CherryHome raises $5.2M to apply AI to home care cameras, detecting behavior changes

A new startup using AI to look after elderly people at home has raised a new round of funding to apply its platform to detect changes in gait or behavior, falls or stumbles. In other words, it could start to predict changes in long-term health.

CherryHome, the home AI security system created by startup Cherry Labs, has raised $5.2 million in funding from GSR Ventures to drive the technology’s use for in-home senior care. CherryHome uses its proprietary computer vision algorithms to interpret camera data into virtual “skeletons.” These are used by the AI to understand and analyze home events and people’s behaviors, such as how someone might develop a limp over time, for instance.

The startup competes with Safely You, which sends alerts in response to very obvious falls; Nest and Lighthouse, which tend to only offer very basic AI over its imaging; and Amazon’s Ring, which only offers outdoor security.

With CherryHome, all information is processed locally, so the video doesn’t leave the house, while the senior citizen is replaced in the video with a virtual “stick-person” to preserve their privacy. This last aspect, in particular, is a really good idea.

With this new round of funding, CherryHome has signed pilot deals with TheraCare in-home care-giving service and TriCura, a tech ecosystem for care agencies.
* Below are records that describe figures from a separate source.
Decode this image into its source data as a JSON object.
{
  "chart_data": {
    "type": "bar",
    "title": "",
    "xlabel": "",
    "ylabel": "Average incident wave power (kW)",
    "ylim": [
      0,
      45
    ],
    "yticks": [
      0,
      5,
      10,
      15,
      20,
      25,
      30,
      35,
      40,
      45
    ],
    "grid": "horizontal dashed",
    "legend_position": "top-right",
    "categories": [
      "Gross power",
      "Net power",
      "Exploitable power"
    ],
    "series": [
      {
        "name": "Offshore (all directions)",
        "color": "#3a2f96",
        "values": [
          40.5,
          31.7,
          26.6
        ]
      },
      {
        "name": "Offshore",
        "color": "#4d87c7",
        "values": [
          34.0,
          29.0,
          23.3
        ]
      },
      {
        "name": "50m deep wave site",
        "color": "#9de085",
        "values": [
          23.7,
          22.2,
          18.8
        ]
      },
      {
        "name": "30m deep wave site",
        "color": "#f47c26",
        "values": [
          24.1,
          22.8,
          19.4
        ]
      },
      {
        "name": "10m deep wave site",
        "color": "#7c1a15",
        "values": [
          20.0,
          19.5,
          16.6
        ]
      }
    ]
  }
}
Both are based in the Bay Area.

Max Goncharov, CEO and co-founder of CherryHome says: “Understanding human behavior has a long list of applications, from home security to in-home senior care to the overall goal of making smart homes totally autonomous. But improving senior care is arguably one of the most important areas for technological improvement.” He says seniors currently make up 15 percent of the U.S. population, and by 2030, one in five Americans will be of retirement age. Several studies show the majority of those people wish to remain at home, as opposed to moving into an assisted-living facility.